Neutrinos from Off-Shell Final States and the Indirect Detection of Dark Matter

TL;DR

This paper analyzes neutrino signals from dark matter annihilation near kinematic thresholds, re-evaluates detection constraints, and establishes model-independent exclusions for certain dark matter masses based on neutrino observations.

Contribution

It introduces a detailed analysis of off-shell neutrino final states in dark matter annihilation and refines indirect detection constraints, including model-independent exclusions.

Findings

Super-Kamiokande provides the most stringent constraints for 60 GeV < mX < mt.

Majorana dark matter with s-channel Z annihilation is excluded for 70 GeV < mX < mW.

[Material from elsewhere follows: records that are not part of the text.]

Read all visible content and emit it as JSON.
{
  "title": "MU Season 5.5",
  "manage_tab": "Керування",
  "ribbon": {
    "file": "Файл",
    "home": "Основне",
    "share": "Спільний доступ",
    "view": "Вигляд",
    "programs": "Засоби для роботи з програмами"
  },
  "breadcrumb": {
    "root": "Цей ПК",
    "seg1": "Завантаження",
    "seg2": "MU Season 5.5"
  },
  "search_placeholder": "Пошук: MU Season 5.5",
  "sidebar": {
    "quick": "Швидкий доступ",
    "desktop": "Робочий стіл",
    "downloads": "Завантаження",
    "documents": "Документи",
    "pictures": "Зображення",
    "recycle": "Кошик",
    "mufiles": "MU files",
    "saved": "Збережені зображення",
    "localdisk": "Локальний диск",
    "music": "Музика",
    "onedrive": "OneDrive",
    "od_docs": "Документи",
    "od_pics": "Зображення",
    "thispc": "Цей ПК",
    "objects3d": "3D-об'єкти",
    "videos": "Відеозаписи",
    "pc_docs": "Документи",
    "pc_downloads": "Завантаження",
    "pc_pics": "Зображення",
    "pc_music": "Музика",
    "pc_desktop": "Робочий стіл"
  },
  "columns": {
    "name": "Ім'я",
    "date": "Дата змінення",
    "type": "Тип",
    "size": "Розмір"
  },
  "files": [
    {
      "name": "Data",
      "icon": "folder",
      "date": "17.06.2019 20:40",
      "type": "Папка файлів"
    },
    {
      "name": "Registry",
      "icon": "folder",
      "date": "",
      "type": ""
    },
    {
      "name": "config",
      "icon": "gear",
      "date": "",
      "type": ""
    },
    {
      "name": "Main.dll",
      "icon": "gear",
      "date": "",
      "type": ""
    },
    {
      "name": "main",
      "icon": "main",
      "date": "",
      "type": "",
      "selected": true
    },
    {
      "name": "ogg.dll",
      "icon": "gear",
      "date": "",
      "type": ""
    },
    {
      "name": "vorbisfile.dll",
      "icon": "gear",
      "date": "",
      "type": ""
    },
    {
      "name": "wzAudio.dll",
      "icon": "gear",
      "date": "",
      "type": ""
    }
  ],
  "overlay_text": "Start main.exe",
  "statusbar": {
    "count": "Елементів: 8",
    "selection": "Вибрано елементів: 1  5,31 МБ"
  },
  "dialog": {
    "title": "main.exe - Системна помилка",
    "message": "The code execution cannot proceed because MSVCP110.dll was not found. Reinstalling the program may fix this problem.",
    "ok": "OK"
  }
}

Annihilation to tt* can weaken neutrino signals but is negligible in the minimal model.

Abstract

We revisit the annihilation of dark matter to neutrinos in the Sun near the WW and tt kinematic thresholds. We investigate the potential importance of annihilation to WW* in a minimal dark matter model in which a Majorana singlet is mixed with a vector-like electroweak doublet, but many results generalize to other models of weakly-interacting dark matter. We re-evaluate the indirect detection constraints on this model and find that, once all annihilation channels are properly taken into account, the most stringent constraints on spin-dependent scattering for dark matter mass 60 GeV < mX < mt are derived from the results of the Super-Kamiokande experiment. Moreover, we establish the model-independent statement that Majorana dark matter whose thermal relic abundance and neutrino signals are both controlled by annihilation via an s-channel Z boson is excluded for 70 GeV < mX < mW. In some models, annihilation to tt* can affect indirect detection, notably by competing with annihilation to gauge boson final states and thereby weakening neutrino signals. However, in the minimal model, this final state is largely negligible, only allowing dark matter with mass a few GeV below the top quark mass to evade exclusion.